У Гёте элегические печаль и сожаление об ушедшем в прошлое замещается дерзким перелетом временных границ: мечта и пребывание сливаются, и царство красоты реально. Живя в Риме, Гёте пренебрегает Римом XVIII в. — он живет среди идеальной красоты жизни Рима древнего, среди ее отблесков и отражений. А это значит — и среди красоты греческой жизни, коль скоро Рим служил мостом в Аттику и означал Афины. Отсюда антихристианская настроенность Гёте, которой он дает выход в резком выпаде 66-й «Венецианской эпиграммы», чудом пропущенной берлинской цензурой[759]
.В «Римских элегиях» незримо присутствует дух лессинговской статьи «Как изображали древние Смерть» (1769), а статья эта заканчивалась словами: «Лишь ложно понятая религия может удалять нас от прекрасного, и доказательством истинной, верно понятой религии служит то, что она повсюду возвращает нас к красоте»[760]
. Не случайно современники Гёте не сговариваясь видели в нем «язычника»[761], — иной раз даже и «греческого бога»[762], — не случайно сам Гёте называл себя «язычником»[763]; такое гетевское «язычество» могло вызывать у его современников иронию, испуг, решительное осуждение, — во всяком случае оно есть знак существования на исторической грани, на водоразделе времен, трудном для своего освоения и человеком и поэтом.Второй момент — это пластичность гетевского видения, и, шире, восприятия мира. Для Гёте перелет в классическую древность не означал того романтического пренебрежения окружающей действительностью, которую поэт-романтик покидает как бы во сне. Гёте от этого далек — реальные контуры жизни для него нечто несокрушимое, зато не все мосты между прошлым и настоящим сожжены, но есть такая идеальность, которая не умирает, а всегда остается вместе с человечеством; золотой век — не просто в отдаленном прошлом, но он и неумирающая возможность, осуществляющаяся посреди самой реальности. На почве такой осуществляющейся возможности вырастает, на основаниях классического мировидения, новая жизнь и новая классическая поэзия.

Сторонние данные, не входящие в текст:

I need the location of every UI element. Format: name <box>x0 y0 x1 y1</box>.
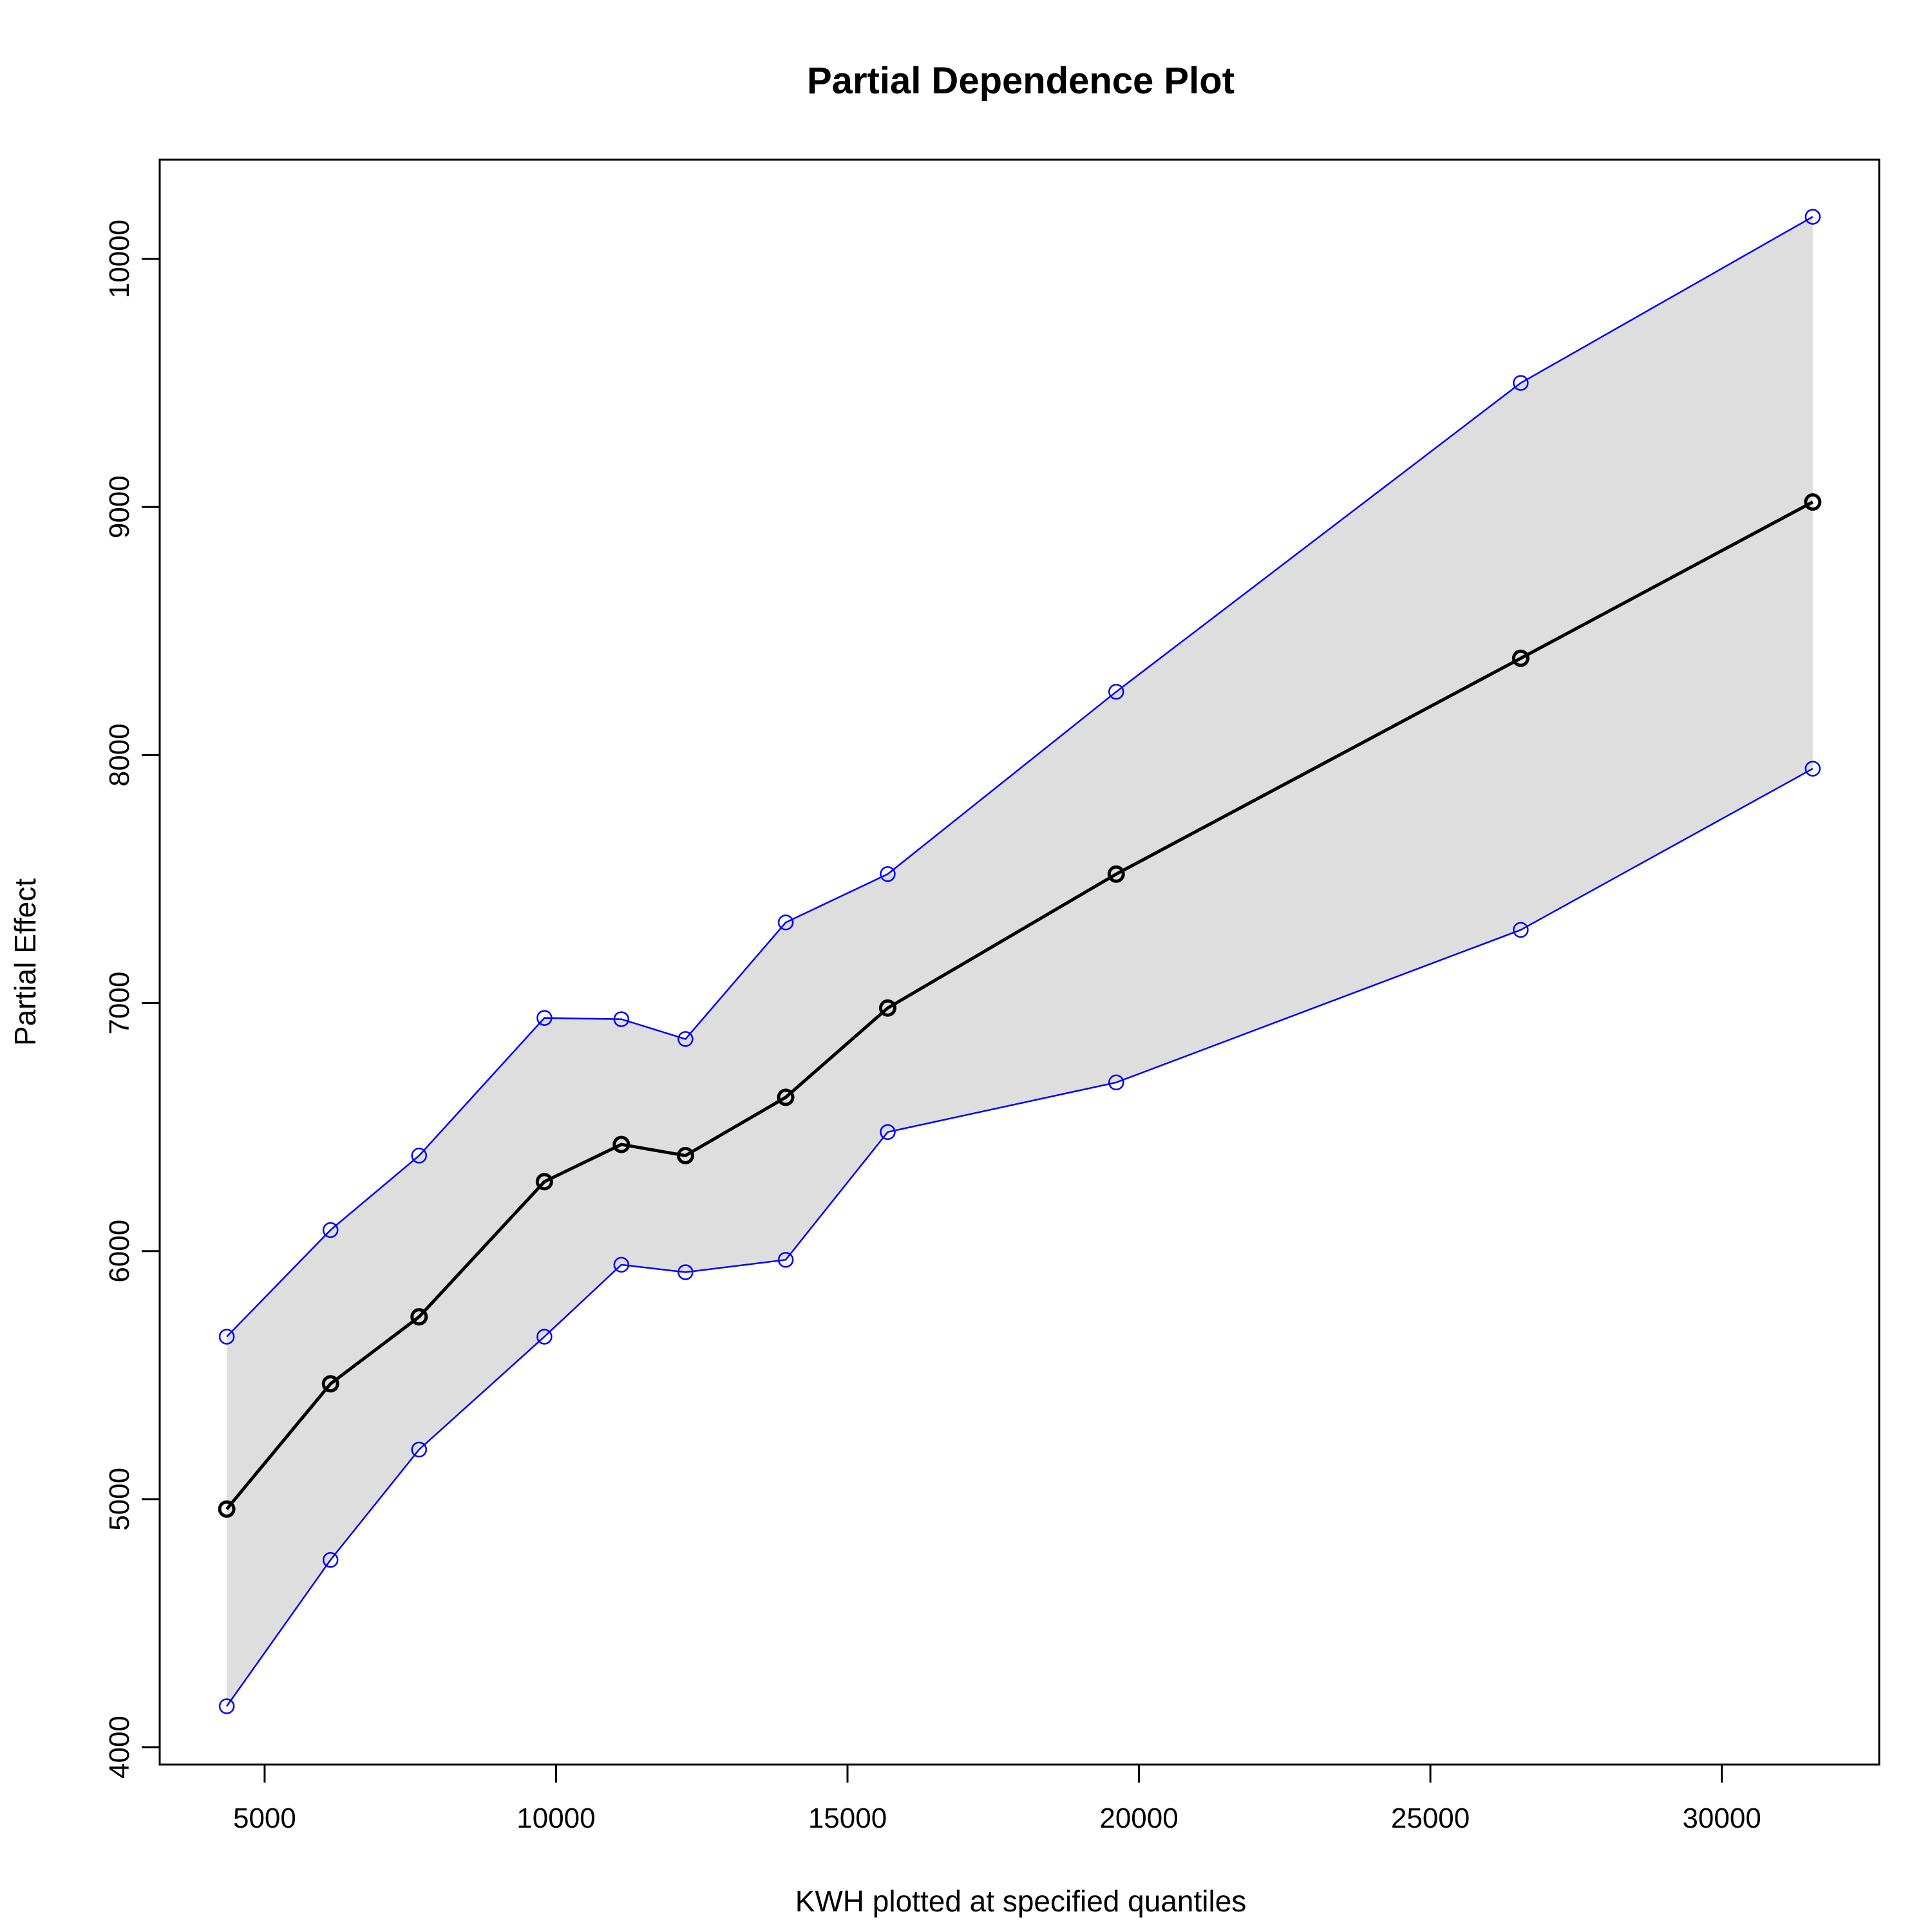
y-tick-label: 9000 <box>104 475 135 538</box>
y-tick-label: 6000 <box>104 1220 135 1283</box>
estimate-point <box>676 1146 694 1164</box>
upper-point <box>218 1329 235 1345</box>
y-tick-label: 5000 <box>104 1468 135 1531</box>
estimate-point <box>1107 865 1125 883</box>
upper-point <box>1513 375 1529 391</box>
upper-line <box>226 216 1814 1338</box>
x-tick-label: 10000 <box>516 1803 595 1834</box>
estimate-point <box>777 1088 795 1106</box>
y-axis-label: Partial Effect <box>8 878 42 1046</box>
y-tick-label: 7000 <box>104 972 135 1035</box>
upper-point <box>322 1222 339 1238</box>
upper-point <box>411 1148 428 1164</box>
lower-point <box>677 1264 694 1280</box>
x-tick-label: 30000 <box>1682 1803 1761 1834</box>
lower-line <box>226 768 1814 1707</box>
y-tick-label: 4000 <box>104 1716 135 1779</box>
upper-point <box>1804 209 1821 225</box>
lower-point <box>880 1124 896 1141</box>
upper-point <box>677 1031 694 1047</box>
confidence-band <box>227 216 1813 1707</box>
estimate-point <box>878 999 896 1017</box>
upper-point <box>613 1011 630 1027</box>
lower-point <box>777 1251 794 1268</box>
upper-point <box>880 866 896 882</box>
lower-point <box>1804 761 1821 777</box>
estimate-point <box>1804 493 1822 511</box>
x-tick-label: 20000 <box>1099 1803 1178 1834</box>
upper-point <box>536 1010 553 1026</box>
x-axis-label: KWH plotted at specified quantiles <box>795 1884 1247 1918</box>
y-tick-label: 10000 <box>104 220 135 298</box>
estimate-point <box>535 1173 553 1191</box>
estimate-point <box>321 1375 339 1393</box>
x-tick-label: 15000 <box>808 1803 887 1834</box>
estimate-point <box>218 1500 236 1518</box>
lower-point <box>536 1329 553 1345</box>
lower-point <box>613 1256 630 1273</box>
upper-point <box>777 914 794 931</box>
y-tick-label: 8000 <box>104 723 135 786</box>
lower-point <box>322 1551 339 1568</box>
estimate-point <box>612 1135 630 1153</box>
x-tick-label: 5000 <box>233 1803 296 1834</box>
lower-point <box>218 1698 235 1714</box>
estimate-point <box>1511 649 1530 667</box>
x-tick-label: 25000 <box>1391 1803 1470 1834</box>
lower-point <box>411 1441 428 1458</box>
lower-point <box>1108 1074 1124 1091</box>
estimate-line <box>225 500 1814 1510</box>
estimate-point <box>410 1308 428 1326</box>
upper-point <box>1108 683 1124 700</box>
chart-title: Partial Dependence Plot <box>807 60 1235 102</box>
lower-point <box>1513 922 1529 938</box>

Живой символ идеальности — прекрасное человеческое тело, одновременно плоть и скульптурная пластика.
Вот строки «Римских элегий», заключающие в этом отношении смысловую кульминацию всего произведения:
Мраморы только теперь я постиг: помогло мне сравненье;
Учится глаз осязать, учится видеть рука.
Пластика тела, которая видится, и ощущается, и переживается всеми чувствами, переживается и плотски и метафизически, — эта пластика символизирует закон целого мира, с которого стерты случайные черты. Пластично тело, пластично видение, пластичны образы — пластично должно быть слово поэта, перерастающее в живое наглядное созерцание. Само человечество должно воплощать в себе такую пластику:
…Древний мир не ветшал, когда жили эти счастливцы;
Счастлив будь — и тогда древность в тебе оживет.
Пластика — не вообще красота, а красота объемная, скульптурная: телесная, плотская, полнокровная, пронизываемая всеобъемлющей любовью, в которой не остыли желание, вожделение, жажда обладания. Такая красота не воспринимается только глазами, на дистанции, но она требует для своего созерцания всего тела и всех чувств: нужно уметь видеть рукой[764]
. Эстетическим предшественником Гёте стал Гер дер, который в трактате «Пластика» (1778) показал, какую роль в восприятии скульптуры играет не только зрение, но и осязание. Историк античного искусства, очевидно, прав, ког да утверждает, что Гёте был единственным, кто в те годы был способен воспринять такие идеи Гердера[765].